Plaintiff seeks in this case a declaratory judgment to the effect that the vote of the Convention is only partially binding on Local 589 and also a ruling which, in effect, would declare all rights between the parties under the International constitution, particularly in the light of the recent acquisition by the MBTA of the routes, employees, assets, etc. of the Eastern Massachusetts Street Railway Company. The matter came before the Court on defendant’s motion to dismiss and was briefed and argued by counsel. Because the motion to dismiss is well taken, at least on the first three
I. Re the first ground of the motion to dismiss the complaint “for failure to state a justiciable case or controversy.”
On its face the complaint reveals that there is no case or controversy herein. There is no allegation in the complaint of any action actually taken or of any action threatened to be taken by the MBTA subsequent to the vote of the Convention. What is alleged is merely the fact that the vote was taken, as set forth with more particularity in the complaint and in other papers in the file. Lacking a case or controversy, the motion to dismiss should be allowed. Cf. United Public Workers v. Mitchell, 330 U.S. 75, 67 S.Ct. 556, 91 L.Ed. 754 (1947); Poe v. Ullman, 367 U.S. 497, 81 S.Ct. 1752, 6 L.Ed.2d 989 (1961).
II. Re the second ground of the motion to dismiss the complaint “for failure to state a claim within the jurisdiction of this court.”
The gravamen of the complaint, as appears from paragraph 15 thereof, is the allegation that the
“said action by the Appeals Committee and the Convention was in violation of the By-Laws of the Convention and of Robert’s Rules of Order.”

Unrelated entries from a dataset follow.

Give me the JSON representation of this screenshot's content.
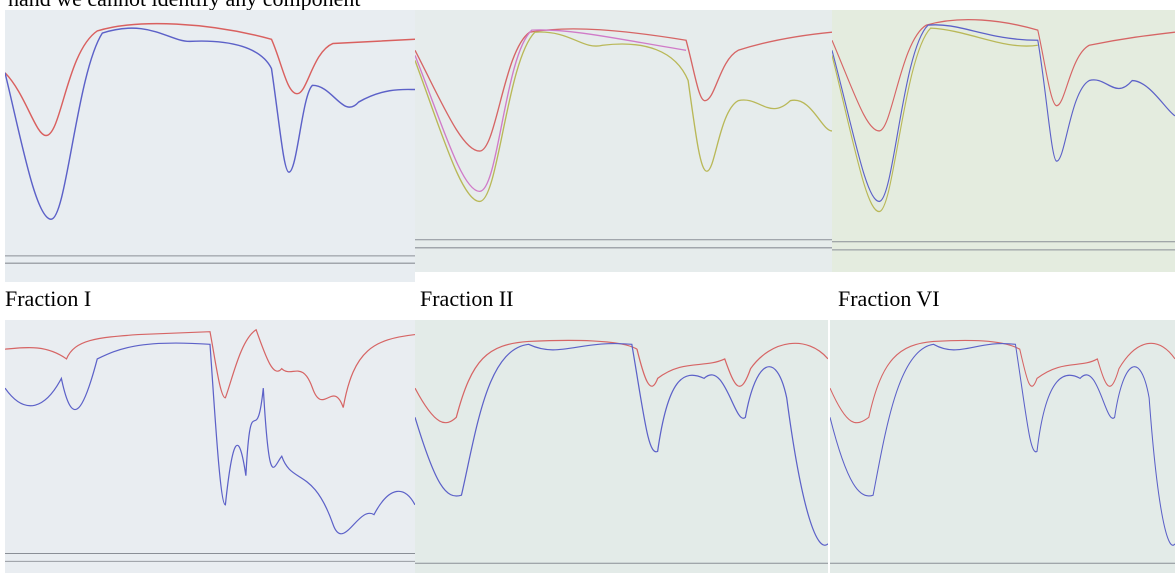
{
  "header": {
    "text": "hand we cannot identify any component"
  },
  "captions": [
    "Fraction I",
    "Fraction II",
    "Fraction VI"
  ]
}
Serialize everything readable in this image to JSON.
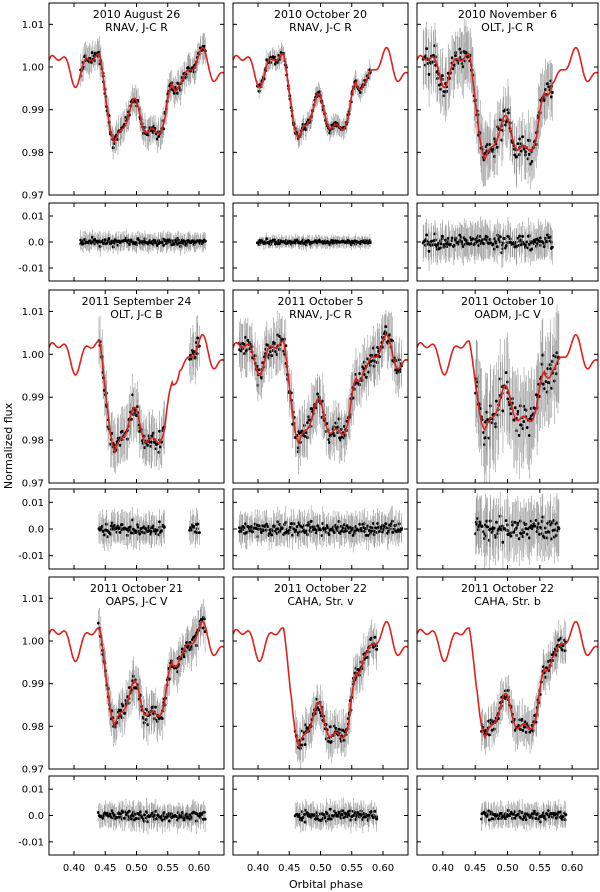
{
  "figure": {
    "ylabel": "Normalized flux",
    "xlabel": "Orbital phase"
  },
  "colors": {
    "model": "#e0201b",
    "errorbar": "#9a9a9a",
    "point": "#000000",
    "frame": "#000000"
  },
  "chart_data": [
    {
      "type": "scatter",
      "title": "2010 August 26",
      "subtitle": "RNAV, J-C R",
      "x_range": [
        0.41,
        0.61
      ],
      "depth": 0.013,
      "seed": 11,
      "err": 0.003,
      "xlim": [
        0.36,
        0.64
      ],
      "ylim": [
        0.97,
        1.015
      ],
      "resid_ylim": [
        -0.015,
        0.015
      ],
      "xticks": [
        "0.40",
        "0.45",
        "0.50",
        "0.55",
        "0.60"
      ],
      "yticks": [
        "0.97",
        "0.98",
        "0.99",
        "1.00",
        "1.01"
      ],
      "resid_yticks": [
        "-0.01",
        "0.0",
        "0.01"
      ],
      "series": [
        {
          "values": "flux + model + residuals (points estimated)"
        }
      ]
    },
    {
      "type": "scatter",
      "title": "2010 October 20",
      "subtitle": "RNAV, J-C R",
      "x_range": [
        0.4,
        0.58
      ],
      "depth": 0.012,
      "seed": 22,
      "err": 0.002,
      "xlim": [
        0.36,
        0.64
      ],
      "ylim": [
        0.97,
        1.015
      ],
      "resid_ylim": [
        -0.015,
        0.015
      ],
      "xticks": [
        "0.40",
        "0.45",
        "0.50",
        "0.55",
        "0.60"
      ],
      "yticks": [
        "0.97",
        "0.98",
        "0.99",
        "1.00",
        "1.01"
      ],
      "resid_yticks": [
        "-0.01",
        "0.0",
        "0.01"
      ],
      "series": [
        {
          "values": "estimated"
        }
      ]
    },
    {
      "type": "scatter",
      "title": "2010 November 6",
      "subtitle": "OLT, J-C R",
      "x_range": [
        0.37,
        0.57
      ],
      "depth": 0.017,
      "seed": 33,
      "err": 0.006,
      "xlim": [
        0.36,
        0.64
      ],
      "ylim": [
        0.97,
        1.015
      ],
      "resid_ylim": [
        -0.015,
        0.015
      ],
      "xticks": [
        "0.40",
        "0.45",
        "0.50",
        "0.55",
        "0.60"
      ],
      "yticks": [
        "0.97",
        "0.98",
        "0.99",
        "1.00",
        "1.01"
      ],
      "resid_yticks": [
        "-0.01",
        "0.0",
        "0.01"
      ],
      "series": [
        {
          "values": "estimated"
        }
      ]
    },
    {
      "type": "scatter",
      "title": "2011 September 24",
      "subtitle": "OLT, J-C B",
      "x_range": [
        0.44,
        0.6
      ],
      "depth": 0.018,
      "seed": 44,
      "err": 0.005,
      "gap": [
        0.545,
        0.585
      ],
      "xlim": [
        0.36,
        0.64
      ],
      "ylim": [
        0.97,
        1.015
      ],
      "resid_ylim": [
        -0.015,
        0.015
      ],
      "xticks": [
        "0.40",
        "0.45",
        "0.50",
        "0.55",
        "0.60"
      ],
      "yticks": [
        "0.97",
        "0.98",
        "0.99",
        "1.00",
        "1.01"
      ],
      "resid_yticks": [
        "-0.01",
        "0.0",
        "0.01"
      ],
      "series": [
        {
          "values": "estimated"
        }
      ]
    },
    {
      "type": "scatter",
      "title": "2011 October 5",
      "subtitle": "RNAV, J-C R",
      "x_range": [
        0.37,
        0.63
      ],
      "depth": 0.016,
      "seed": 55,
      "err": 0.005,
      "xlim": [
        0.36,
        0.64
      ],
      "ylim": [
        0.97,
        1.015
      ],
      "resid_ylim": [
        -0.015,
        0.015
      ],
      "xticks": [
        "0.40",
        "0.45",
        "0.50",
        "0.55",
        "0.60"
      ],
      "yticks": [
        "0.97",
        "0.98",
        "0.99",
        "1.00",
        "1.01"
      ],
      "resid_yticks": [
        "-0.01",
        "0.0",
        "0.01"
      ],
      "series": [
        {
          "values": "estimated"
        }
      ]
    },
    {
      "type": "scatter",
      "title": "2011 October 10",
      "subtitle": "OADM, J-C V",
      "x_range": [
        0.45,
        0.58
      ],
      "depth": 0.013,
      "seed": 66,
      "err": 0.009,
      "xlim": [
        0.36,
        0.64
      ],
      "ylim": [
        0.97,
        1.015
      ],
      "resid_ylim": [
        -0.015,
        0.015
      ],
      "xticks": [
        "0.40",
        "0.45",
        "0.50",
        "0.55",
        "0.60"
      ],
      "yticks": [
        "0.97",
        "0.98",
        "0.99",
        "1.00",
        "1.01"
      ],
      "resid_yticks": [
        "-0.01",
        "0.0",
        "0.01"
      ],
      "series": [
        {
          "values": "estimated"
        }
      ]
    },
    {
      "type": "scatter",
      "title": "2011 October 21",
      "subtitle": "OAPS, J-C V",
      "x_range": [
        0.44,
        0.61
      ],
      "depth": 0.015,
      "seed": 77,
      "err": 0.004,
      "xlim": [
        0.36,
        0.64
      ],
      "ylim": [
        0.97,
        1.015
      ],
      "resid_ylim": [
        -0.015,
        0.015
      ],
      "xticks": [
        "0.40",
        "0.45",
        "0.50",
        "0.55",
        "0.60"
      ],
      "yticks": [
        "0.97",
        "0.98",
        "0.99",
        "1.00",
        "1.01"
      ],
      "resid_yticks": [
        "-0.01",
        "0.0",
        "0.01"
      ],
      "series": [
        {
          "values": "estimated"
        }
      ]
    },
    {
      "type": "scatter",
      "title": "2011 October 22",
      "subtitle": "CAHA, Str. v",
      "x_range": [
        0.46,
        0.59
      ],
      "depth": 0.02,
      "seed": 88,
      "err": 0.004,
      "xlim": [
        0.36,
        0.64
      ],
      "ylim": [
        0.97,
        1.015
      ],
      "resid_ylim": [
        -0.015,
        0.015
      ],
      "xticks": [
        "0.40",
        "0.45",
        "0.50",
        "0.55",
        "0.60"
      ],
      "yticks": [
        "0.97",
        "0.98",
        "0.99",
        "1.00",
        "1.01"
      ],
      "resid_yticks": [
        "-0.01",
        "0.0",
        "0.01"
      ],
      "series": [
        {
          "values": "estimated"
        }
      ]
    },
    {
      "type": "scatter",
      "title": "2011 October 22",
      "subtitle": "CAHA, Str. b",
      "x_range": [
        0.46,
        0.59
      ],
      "depth": 0.018,
      "seed": 99,
      "err": 0.004,
      "xlim": [
        0.36,
        0.64
      ],
      "ylim": [
        0.97,
        1.015
      ],
      "resid_ylim": [
        -0.015,
        0.015
      ],
      "xticks": [
        "0.40",
        "0.45",
        "0.50",
        "0.55",
        "0.60"
      ],
      "yticks": [
        "0.97",
        "0.98",
        "0.99",
        "1.00",
        "1.01"
      ],
      "resid_yticks": [
        "-0.01",
        "0.0",
        "0.01"
      ],
      "series": [
        {
          "values": "estimated"
        }
      ]
    }
  ]
}
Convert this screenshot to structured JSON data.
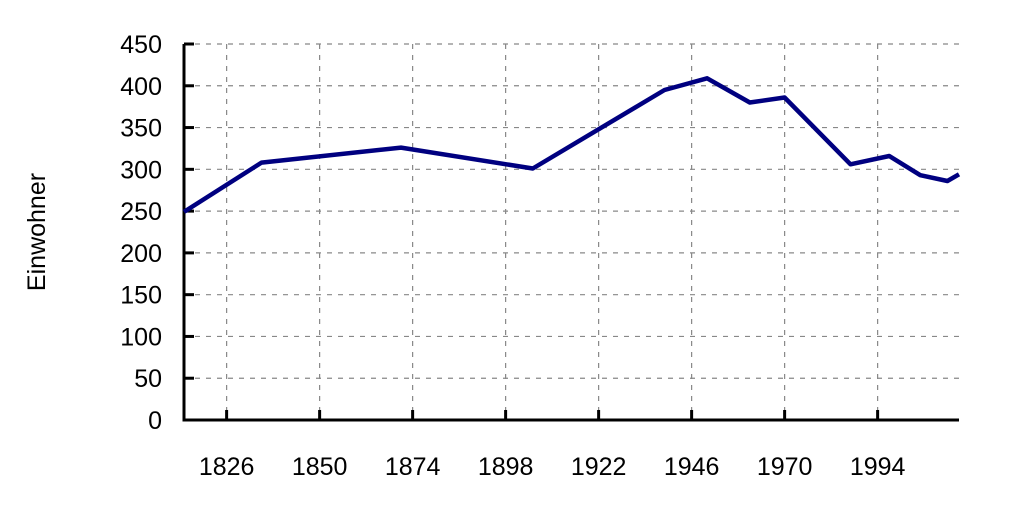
{
  "chart_data": {
    "type": "line",
    "title": "",
    "xlabel": "",
    "ylabel": "Einwohner",
    "xlim": [
      1815,
      2015
    ],
    "ylim": [
      0,
      450
    ],
    "grid": true,
    "x_ticks": [
      1826,
      1850,
      1874,
      1898,
      1922,
      1946,
      1970,
      1994
    ],
    "y_ticks": [
      0,
      50,
      100,
      150,
      200,
      250,
      300,
      350,
      400,
      450
    ],
    "line_color": "#000080",
    "series": [
      {
        "x": [
          1815,
          1835,
          1871,
          1905,
          1939,
          1950,
          1961,
          1970,
          1987,
          1997,
          2005,
          2012,
          2015
        ],
        "values": [
          249,
          308,
          326,
          301,
          395,
          409,
          380,
          386,
          306,
          316,
          293,
          286,
          294
        ]
      }
    ]
  }
}
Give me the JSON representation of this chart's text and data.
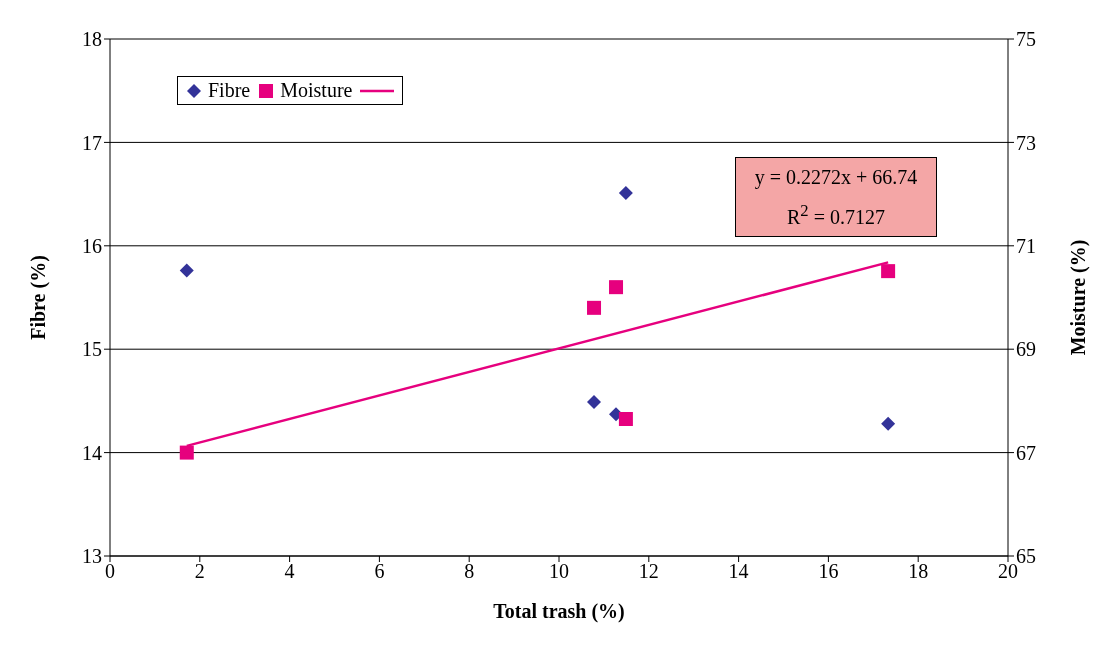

This allegation is not sufficient to confer jurisdiction on this court because 29 U.S.C.A. § 185(a) limits the jurisdiction of this court in the area of labor disputes to suits alleging the violation of labor contracts. Copra v. Suro, 236 F.2d 107, 113 (1st Cir., 1956); International Association of Machinists v. Gonzales, 356 U.S. 617, 78 S.Ct. 923, 2 L.Ed.2d 1018 (1958). The instant complaint does not allege a violation of a contract between an employer and a Union. Cf. International Ass’n of Machinists v. Gonzales, supra, at p. 620, 78 S.Ct. 923.
III. Re the third ground of the motion to dismiss the complaint “for failure to state a claim for which relief may be granted.”
The plaintiff organization cannot qualify under the requirements of 29 U.S.C.A. § 152(5) as a labor organization because the related definition of “employer” in 29 U.S.C.A. § 152(2) excludes from the category of labor organizations any state or political subdivision thereof. Mass.G.L. ch. 161A, sec. 2, expressly labels the MBTA as a political subdivision of the Commonwealth, and the Supreme Judicial Court of the Commonwealth of Massachusetts has ruled that employees of the MBTA’s predecessor were employees of a political subdivision. Massachusetts Bay Transp. Authority v. Boston Safe Deposit & Trust Co., 348 Mass. 538, 542-543, 205 N.E.2d 346 (1965). Consequently, since the employer of the members of Local 589 is not an employer under the Act, it cannot qualify as an organization in which employees participate and deal with employers. Thus, this court lacks jurisdiction for this additional reason.
Defendant’s motion to dismiss is allowed. Judgment accordingly.